WHO: spaliny diesla rakotwórcze
13 czerwca 2012Wdychanie spalin oleju napędowego jest - jak ocenia WHO - groźniejsze dla zdrowia, niż dotychczas zakładano. Światowa Organizacja Zdrowia już nie klasyfikuje tych spalin jako 'potencjalnie rakotwórczych', lecz twierdzi, że ma dowody na ich jednoznaczny związek z chorobą nowotworową.
Kurt Straif, szef Centrum Badań nad Rakiem w WHO, zaprzecza, jakoby wdychanie spalin bezpośrednio wywoływało raka: "Ryzyko jest niewielkie. Ponieważ jednak tak wielu ludzi w takiej czy innej formie ma kontakt z oparami oleju napędowego, prawdopodobieństwo ich związku z wieloma przypadkami raka płuc jest wysokie" - uważa ekspert.

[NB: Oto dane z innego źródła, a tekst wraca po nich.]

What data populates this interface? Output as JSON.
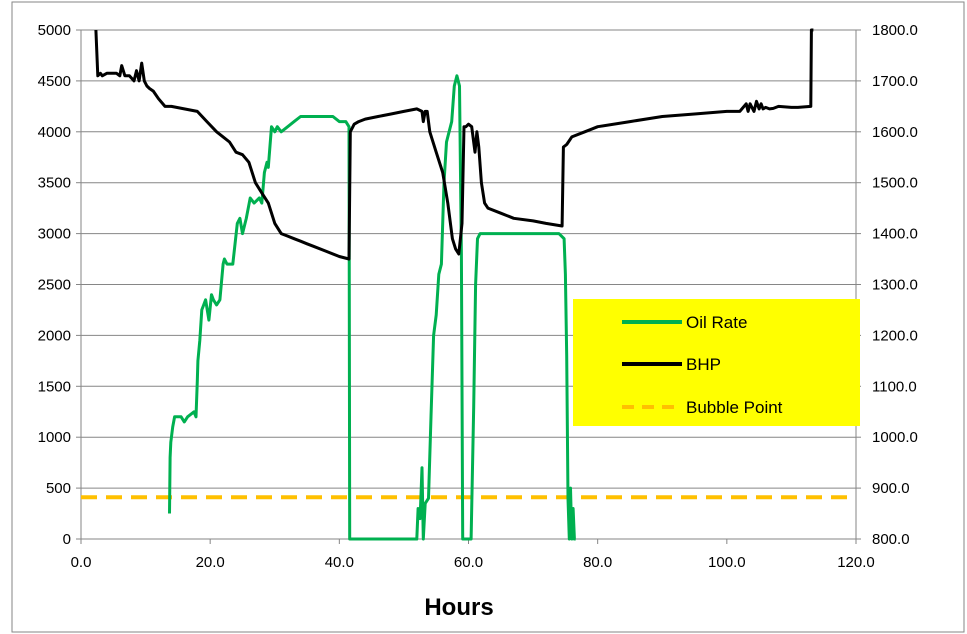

Z badań wynika, że zapadnięcie na chorobę nowotworową uzależnione jest nie od jednego czynnika, a kilku. Ryzyko dla zdrowia, jakie niesie wdychanie spalin, Straif porównuje z ryzykiem związanym z biernym paleniem.
Kierowcy tirów, górnicy i marynarze w najgorszej sytuacji
W przekonaniu naukowców zagrożone są przede wszystkim osoby, które często i przez dłuższy okres czasu zmuszone są wdychać spaliny z silników Diesla, jak kierowcy tirów, górnicy czy też załogi promów, aczkolwiek szkodliwemu wpływowi oparów poddawani są też piesi oraz kierowcy i pasażerowie samochodów - podkreśla Straif.
Te alarmujące wieści skłoniły Światową Organizację Zdrowia do działania. W pierwszym rzędzie WHO wezwała przemysł do zredukowania emisji szkodliwych substancji.
Na marginesie: spaliny silników benzynowych WHO niezmiennie ocenia jako "prawdopodobnie rakotwórcze".